Halkın özsel değerlerini önemser ama halkın verili halini kutsamaz. Yine tam
aksine halkın verili hali ile özsel değerleri arasındaki çelişkiye dikkat
çeker.
Tarihte popülizm diye bir
düşünce ve siyaset biçimi vardır ve budur.
Peki ya bugün egemen olan popülizm literatürü ve
tartışmaları...
Bugün hakim olan popülizm
literatürünün ise başlangıcı 1940'lı yıllara dayanır, 1960'lı yıllarda bir
ölçüde alevlenir ama asıl altın çağını sosyalizmin çöküşünden sonra yaşamaya
başlar. Akademik tabanı Amerikan sosyolojisi düşünsel/siyasal tabanı da
liberalizmdir.
Bu popülizm literatürünün
binlerce sayfa içinden bize söylediği en önemli/en merkezi tez şudur:
"liberal demokrasi tek ve vazgeçilmez seçenektir. Bu seçenekten her sapma
marazi ve hastalıklı bir duruma işaret etmektedir." İşte popülizm bu hastalıklı ve marazi durumun genel adıdır. Bu
çerçevede derece ve tehdit düzeyleri farklı farklı faşist/dinci/muhafazakar sağ
popülizmler ve sosyalist/sol liberal/sosyal demokrat sol popülizmler vardır.

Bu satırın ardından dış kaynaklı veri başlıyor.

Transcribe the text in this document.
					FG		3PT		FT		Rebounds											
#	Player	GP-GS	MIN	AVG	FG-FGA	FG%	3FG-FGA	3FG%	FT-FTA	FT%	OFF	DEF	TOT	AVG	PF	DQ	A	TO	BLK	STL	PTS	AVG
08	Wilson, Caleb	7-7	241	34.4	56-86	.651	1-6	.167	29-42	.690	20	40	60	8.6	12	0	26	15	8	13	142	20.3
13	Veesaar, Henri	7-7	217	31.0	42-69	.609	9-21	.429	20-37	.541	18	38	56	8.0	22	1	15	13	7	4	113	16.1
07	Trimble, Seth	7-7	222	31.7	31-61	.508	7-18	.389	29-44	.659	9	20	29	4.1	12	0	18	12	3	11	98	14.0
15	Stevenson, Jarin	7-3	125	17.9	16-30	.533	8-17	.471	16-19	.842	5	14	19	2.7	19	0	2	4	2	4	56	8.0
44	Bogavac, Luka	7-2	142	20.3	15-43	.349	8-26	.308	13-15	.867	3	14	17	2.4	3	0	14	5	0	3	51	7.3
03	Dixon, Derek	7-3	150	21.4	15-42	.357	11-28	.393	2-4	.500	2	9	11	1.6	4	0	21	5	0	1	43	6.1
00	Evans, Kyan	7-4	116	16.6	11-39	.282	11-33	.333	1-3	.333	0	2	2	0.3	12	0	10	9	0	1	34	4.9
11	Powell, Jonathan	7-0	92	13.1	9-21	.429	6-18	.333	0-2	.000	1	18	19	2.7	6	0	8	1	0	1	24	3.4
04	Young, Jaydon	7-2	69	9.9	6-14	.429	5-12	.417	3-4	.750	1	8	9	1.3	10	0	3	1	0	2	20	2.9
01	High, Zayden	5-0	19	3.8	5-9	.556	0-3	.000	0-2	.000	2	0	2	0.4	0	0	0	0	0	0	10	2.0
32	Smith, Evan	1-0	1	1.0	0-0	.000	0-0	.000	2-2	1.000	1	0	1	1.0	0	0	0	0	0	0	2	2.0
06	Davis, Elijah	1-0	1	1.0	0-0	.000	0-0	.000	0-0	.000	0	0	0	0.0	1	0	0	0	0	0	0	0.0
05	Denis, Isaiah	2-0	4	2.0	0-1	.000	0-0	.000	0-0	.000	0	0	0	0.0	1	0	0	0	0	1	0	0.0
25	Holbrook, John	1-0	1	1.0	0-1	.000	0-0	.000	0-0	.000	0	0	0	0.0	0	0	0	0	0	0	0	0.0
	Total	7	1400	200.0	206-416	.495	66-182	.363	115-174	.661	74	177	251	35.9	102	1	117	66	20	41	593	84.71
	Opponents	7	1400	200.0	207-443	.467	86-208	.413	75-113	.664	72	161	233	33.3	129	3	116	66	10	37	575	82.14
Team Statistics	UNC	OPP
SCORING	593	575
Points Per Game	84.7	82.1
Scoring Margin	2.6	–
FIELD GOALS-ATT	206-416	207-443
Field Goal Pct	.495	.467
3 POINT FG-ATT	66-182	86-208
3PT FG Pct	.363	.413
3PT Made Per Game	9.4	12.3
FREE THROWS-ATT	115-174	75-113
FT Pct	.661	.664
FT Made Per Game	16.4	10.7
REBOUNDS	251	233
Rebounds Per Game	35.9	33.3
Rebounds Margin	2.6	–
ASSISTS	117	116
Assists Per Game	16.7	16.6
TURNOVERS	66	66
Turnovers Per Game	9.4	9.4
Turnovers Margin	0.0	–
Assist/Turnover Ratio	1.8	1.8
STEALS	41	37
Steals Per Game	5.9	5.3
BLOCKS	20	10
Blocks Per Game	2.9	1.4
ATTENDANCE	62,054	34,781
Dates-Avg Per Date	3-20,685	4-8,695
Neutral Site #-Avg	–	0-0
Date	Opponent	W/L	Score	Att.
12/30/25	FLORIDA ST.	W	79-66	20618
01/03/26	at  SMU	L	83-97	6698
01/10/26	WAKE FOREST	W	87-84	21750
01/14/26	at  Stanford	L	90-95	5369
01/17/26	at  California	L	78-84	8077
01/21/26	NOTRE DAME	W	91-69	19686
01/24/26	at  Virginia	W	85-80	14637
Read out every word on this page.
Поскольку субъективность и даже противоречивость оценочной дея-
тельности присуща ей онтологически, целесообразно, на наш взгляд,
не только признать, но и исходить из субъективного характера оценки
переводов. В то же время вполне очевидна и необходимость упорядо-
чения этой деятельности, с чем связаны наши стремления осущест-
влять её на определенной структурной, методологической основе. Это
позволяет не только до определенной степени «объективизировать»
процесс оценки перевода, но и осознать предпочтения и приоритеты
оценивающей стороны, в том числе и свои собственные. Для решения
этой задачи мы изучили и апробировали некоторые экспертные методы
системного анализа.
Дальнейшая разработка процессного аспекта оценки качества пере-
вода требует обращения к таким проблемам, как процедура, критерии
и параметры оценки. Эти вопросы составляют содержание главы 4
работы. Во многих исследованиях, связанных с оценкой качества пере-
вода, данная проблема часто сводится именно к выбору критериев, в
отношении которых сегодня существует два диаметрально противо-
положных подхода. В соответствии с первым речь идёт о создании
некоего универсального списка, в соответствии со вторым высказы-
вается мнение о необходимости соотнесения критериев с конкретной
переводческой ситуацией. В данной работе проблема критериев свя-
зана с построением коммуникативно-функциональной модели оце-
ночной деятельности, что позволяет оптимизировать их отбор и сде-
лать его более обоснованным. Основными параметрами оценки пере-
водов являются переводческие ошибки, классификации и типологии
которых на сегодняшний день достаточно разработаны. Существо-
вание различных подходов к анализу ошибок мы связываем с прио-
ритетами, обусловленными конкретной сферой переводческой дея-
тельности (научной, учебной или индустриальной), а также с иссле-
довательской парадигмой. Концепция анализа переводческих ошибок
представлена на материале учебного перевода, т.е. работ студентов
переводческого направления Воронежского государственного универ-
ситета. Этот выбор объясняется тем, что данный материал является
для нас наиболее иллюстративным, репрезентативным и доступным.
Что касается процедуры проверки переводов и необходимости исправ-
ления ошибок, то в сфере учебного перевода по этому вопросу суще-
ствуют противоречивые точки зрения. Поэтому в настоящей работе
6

Avusturya'daki faşist parti de, ABD'deki Trump'da, Yunanistan'daki Syriza,
İspanya'daki Podemos, İngiliz İşçi Partisi'ndeki sol kanat vb. de aynı popülizm
tanımı altında toplanırlar. Zira bir biçimde liberal ekonomi ve demokrasi
ekseninden sapmadırlar. Ama kimi tek adam rejimi önererek, kimisi
katılımcı/doğrudan demokrasiden dem vurarak, kimisi geçmişe referans vererek
kimisi geleceğe yönelik ütopyalara çağrı yaparak, kimisi halka irrasyonel
ekonomik vaatlerde bulunarak (liberal ekonominin fıtratına aykırı diye okuyun)...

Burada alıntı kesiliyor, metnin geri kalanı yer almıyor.